The Optical System of the Human Eye_122522A
[The Optical System of the Human Eye - Researchgate]


 

The main optical components are the cornea, the lens, and the iris. The cornea and the lens refract light and focus the image on the retina. The iris acts as an aperture, it controls the amount of light that enters the eye by adjusting the size of the pupil. 

The neural components are the retina - a light-sensitive tissue lining the inner surface of the eye, and the optic nerve. Light is absorbed by photoreceptor cells in the retina. The optical information is then passed through several cell layers, where it is converted into action potentials and sent, via the optic nerve, to the visual cortex of the brain. 

The fovea is the central part of the retina where the sharpest central vision is achievable. 

The optic disk, where the optic nerve leaves the eye, has no photoreceptor cells. It corresponds to the blind spot in the visual field.  

The major photoreceptor cells of the retina are rods and cones. Rod cells are responsible for night vision. They can detect dim light, but provide low-resolution images and cannot differentiate colors. Cones function in bright day light. They detect colors, and provide high resolution details. There are 3 kinds of cones named after the color that they absorb best: red, green and blue. A color is perceived based on proportions of signals coming from these cones. Color blindness occurs when a person lacks a certain kind of cones. 

The ability of photoreceptor cells to detect light is due to their light-receptor molecules, called visual pigments. It’s rhodopsin in rods, and iodopsins in cones. These molecules consist of 2 components: a protein called opsin, and a vitamin A-derivative called retinal. 

In the dark, there is a so-called dark current in photoreceptor cells. This is due to the presence of cGMP, which permits a constant influx of sodium. The cells are depolarized, they release the neurotransmitter glutamate at the synapse with bipolar cells. 

The retinal exists in 2 conformations: cis and trans. In the dark, the cis-form is bound to opsin, keeping it inactive. As the retinal absorbs light, it changes to trans-form and dissociates from the opsin, which now becomes an active enzyme. The enzyme degrades cGMP, sodium channel closes, dark current stops and so does glutamate secretion. The drop in glutamate tells the bipolar cells that light has been absorbed.  

On average, each ganglion cell receives signals from over a hundred of rods. This degree of convergence is at the basis of the high sensitivity of rod cells. A dim light produces only a weak signal in a rod, but together, hundreds of these signals converge and become one strong signal acting on a single ganglion cell. However, as the signal comes from a large area of the retina, the image resolution is poor.  

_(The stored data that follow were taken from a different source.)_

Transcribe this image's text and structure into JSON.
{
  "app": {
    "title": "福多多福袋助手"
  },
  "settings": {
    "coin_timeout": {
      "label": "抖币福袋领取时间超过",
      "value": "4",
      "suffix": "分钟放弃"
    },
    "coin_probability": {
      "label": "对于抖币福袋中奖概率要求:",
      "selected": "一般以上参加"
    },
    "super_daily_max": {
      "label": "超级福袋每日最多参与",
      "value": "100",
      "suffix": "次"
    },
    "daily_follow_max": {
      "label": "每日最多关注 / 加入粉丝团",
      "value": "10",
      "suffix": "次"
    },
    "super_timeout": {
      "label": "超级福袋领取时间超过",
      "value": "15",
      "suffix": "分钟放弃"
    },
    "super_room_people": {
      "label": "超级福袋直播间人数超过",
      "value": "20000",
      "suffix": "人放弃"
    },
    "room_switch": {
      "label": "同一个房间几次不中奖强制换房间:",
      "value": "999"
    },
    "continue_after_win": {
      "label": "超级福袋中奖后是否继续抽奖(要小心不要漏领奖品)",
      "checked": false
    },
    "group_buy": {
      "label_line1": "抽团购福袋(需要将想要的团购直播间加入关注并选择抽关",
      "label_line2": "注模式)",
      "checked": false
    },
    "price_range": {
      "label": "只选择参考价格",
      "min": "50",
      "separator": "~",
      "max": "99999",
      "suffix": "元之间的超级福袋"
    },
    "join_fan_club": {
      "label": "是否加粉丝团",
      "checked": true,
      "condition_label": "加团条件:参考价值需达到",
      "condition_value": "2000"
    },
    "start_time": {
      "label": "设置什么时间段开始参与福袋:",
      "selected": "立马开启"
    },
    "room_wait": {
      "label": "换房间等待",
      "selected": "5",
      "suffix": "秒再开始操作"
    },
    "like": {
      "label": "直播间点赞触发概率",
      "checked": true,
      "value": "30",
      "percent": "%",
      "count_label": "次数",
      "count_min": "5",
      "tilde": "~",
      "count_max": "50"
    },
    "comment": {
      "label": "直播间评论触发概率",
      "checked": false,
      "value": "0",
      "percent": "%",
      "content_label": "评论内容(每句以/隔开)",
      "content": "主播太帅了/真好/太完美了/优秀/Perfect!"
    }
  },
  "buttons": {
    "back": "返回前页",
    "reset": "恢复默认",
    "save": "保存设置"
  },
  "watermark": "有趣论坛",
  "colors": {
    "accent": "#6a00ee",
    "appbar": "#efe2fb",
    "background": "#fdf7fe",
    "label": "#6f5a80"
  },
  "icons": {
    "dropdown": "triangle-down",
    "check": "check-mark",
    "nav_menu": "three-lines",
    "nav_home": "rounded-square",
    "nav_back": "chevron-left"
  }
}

The cones have a much lower degree of convergence. The fovea in particular has only cones and no rods, and each cone conveys signal to one ganglion cell. Because one ganglion cell receives input from a very small area of the retina, this setup produces high resolution images. But high resolution comes with low sensitivity, because each cone must be stimulated with a signal strong enough to generate action potentials in the ganglion cell. This also explains why there is no color vision in dim light. 

The bipolar cells are first-order neurons, and ganglion cells are second-order neurons. The axons of ganglion cells form the optic nerve. The 2 optic nerves from the 2 eyes converge at the optic chiasm. Here, the medial half of nerve fibers from each eye cross to the other side of the brain. Most of the fibers then continue to the thalamus and synapse with third-order neurons, whose axons project to the primary visual cortex. Some fibers take a different route: they terminate in the midbrain and are responsible for pupillary light reflex and accommodation reflex, among others. 

Note that objects in the left visual field are perceived by the right side of the brain, which also controls motor responses of the body’s left side – the same side as the objects.